Hidden among the Patch Tuesday security updates this week was an interesting update for OneDrive in.1 which includes both fixes and new features. Key among them, the OneDrive desktop application now provides more information and additional functionality.
This may not seem like a big deal, as the changes appear to be somewhat subtle. But in comparing this update to a pre-update version, it's pretty clear that this is a most welcome change that makes the desktop experience a bit more like it was in Windows 7. Which is to say, better.
To understand what I mean, consider how OneDrive worked before the update. If you clicked the OneDrive icon in the system tray, a File Explorer window would open (for some reason). And if you right-clicked the icon, you'd get a small menu with just two choices: Open OneDrive in File Explorer and View Sync Problems (which would be grayed out if there were no problems).
After applying the update—which most people will experience whenever the Patch Tuesday updates are installed and the PC reboots—OneDrive is a bit different. Now, when you click the icon, a new pop-up dialog appears, displaying OneDrive sync status and providing links to force a sync, pause syncing, and access OneDrive in File Explorer.

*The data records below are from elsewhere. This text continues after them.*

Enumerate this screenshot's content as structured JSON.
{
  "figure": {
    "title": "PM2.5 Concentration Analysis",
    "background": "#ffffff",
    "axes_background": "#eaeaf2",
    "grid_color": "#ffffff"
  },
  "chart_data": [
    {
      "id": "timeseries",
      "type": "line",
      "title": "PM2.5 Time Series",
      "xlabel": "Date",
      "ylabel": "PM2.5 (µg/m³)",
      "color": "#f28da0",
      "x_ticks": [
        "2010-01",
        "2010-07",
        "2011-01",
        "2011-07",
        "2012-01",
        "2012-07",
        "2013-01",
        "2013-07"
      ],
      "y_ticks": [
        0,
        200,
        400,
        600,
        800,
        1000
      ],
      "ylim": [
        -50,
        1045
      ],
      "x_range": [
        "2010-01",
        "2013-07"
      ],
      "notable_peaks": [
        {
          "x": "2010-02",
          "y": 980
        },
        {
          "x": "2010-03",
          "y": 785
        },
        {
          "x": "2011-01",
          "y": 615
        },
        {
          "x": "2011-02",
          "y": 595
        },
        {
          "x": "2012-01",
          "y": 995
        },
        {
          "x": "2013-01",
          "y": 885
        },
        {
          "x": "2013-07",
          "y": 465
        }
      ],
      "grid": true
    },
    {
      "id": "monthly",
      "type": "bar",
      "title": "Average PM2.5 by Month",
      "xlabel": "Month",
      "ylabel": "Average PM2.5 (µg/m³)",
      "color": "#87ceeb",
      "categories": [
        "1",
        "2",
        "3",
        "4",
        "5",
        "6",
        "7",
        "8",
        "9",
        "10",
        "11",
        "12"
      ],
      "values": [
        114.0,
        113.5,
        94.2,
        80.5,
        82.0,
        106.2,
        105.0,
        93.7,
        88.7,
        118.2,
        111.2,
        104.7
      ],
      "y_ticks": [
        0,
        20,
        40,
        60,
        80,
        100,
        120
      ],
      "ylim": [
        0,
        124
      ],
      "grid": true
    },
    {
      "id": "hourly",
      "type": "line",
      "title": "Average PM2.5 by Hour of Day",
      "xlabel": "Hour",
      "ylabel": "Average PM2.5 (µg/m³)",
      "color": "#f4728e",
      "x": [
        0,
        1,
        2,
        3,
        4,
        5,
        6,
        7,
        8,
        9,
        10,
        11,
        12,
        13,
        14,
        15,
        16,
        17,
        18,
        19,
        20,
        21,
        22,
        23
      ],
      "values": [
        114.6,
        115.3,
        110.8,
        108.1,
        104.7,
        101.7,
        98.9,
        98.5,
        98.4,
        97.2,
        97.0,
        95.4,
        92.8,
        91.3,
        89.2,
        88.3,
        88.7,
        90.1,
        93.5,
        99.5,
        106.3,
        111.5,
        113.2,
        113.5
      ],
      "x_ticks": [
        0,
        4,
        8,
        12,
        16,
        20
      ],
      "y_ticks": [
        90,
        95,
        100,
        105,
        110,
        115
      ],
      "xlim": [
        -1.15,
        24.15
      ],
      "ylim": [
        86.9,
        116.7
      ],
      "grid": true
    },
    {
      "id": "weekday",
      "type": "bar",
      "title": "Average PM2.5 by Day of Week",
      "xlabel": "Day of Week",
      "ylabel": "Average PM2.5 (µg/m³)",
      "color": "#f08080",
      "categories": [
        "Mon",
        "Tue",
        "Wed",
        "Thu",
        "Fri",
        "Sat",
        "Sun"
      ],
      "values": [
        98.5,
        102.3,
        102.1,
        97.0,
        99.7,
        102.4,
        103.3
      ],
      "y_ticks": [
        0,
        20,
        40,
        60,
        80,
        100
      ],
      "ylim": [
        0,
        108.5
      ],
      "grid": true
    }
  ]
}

And when you right-click the icon, the menu that appears has many more options, in addition to the ones listed above: Go to the OneDrive website, OneDrive storage, Settings, and Help.
If you click the OneDrive storage item, PC Settings will open to the OneDrive, File Storage view, letting you manage your storage.
And the Settings item provides a Settings dialog (much) like the one from Windows 7: here, you can configure OneDrive to make all of your files available offline, or make all of them online-only. (In Windows 7, there was a weird interface for picking and choosing which exact folders were available offline, but the issue there was that the ones you skipped weren't viewable at all in File Explorer.) Previously, these options were only available in the Settings interface for the Modern app version of OneDrive which, let's face it, most desktop users aren't all that interested in.
Put simply, this is a nice, and most welcome, change.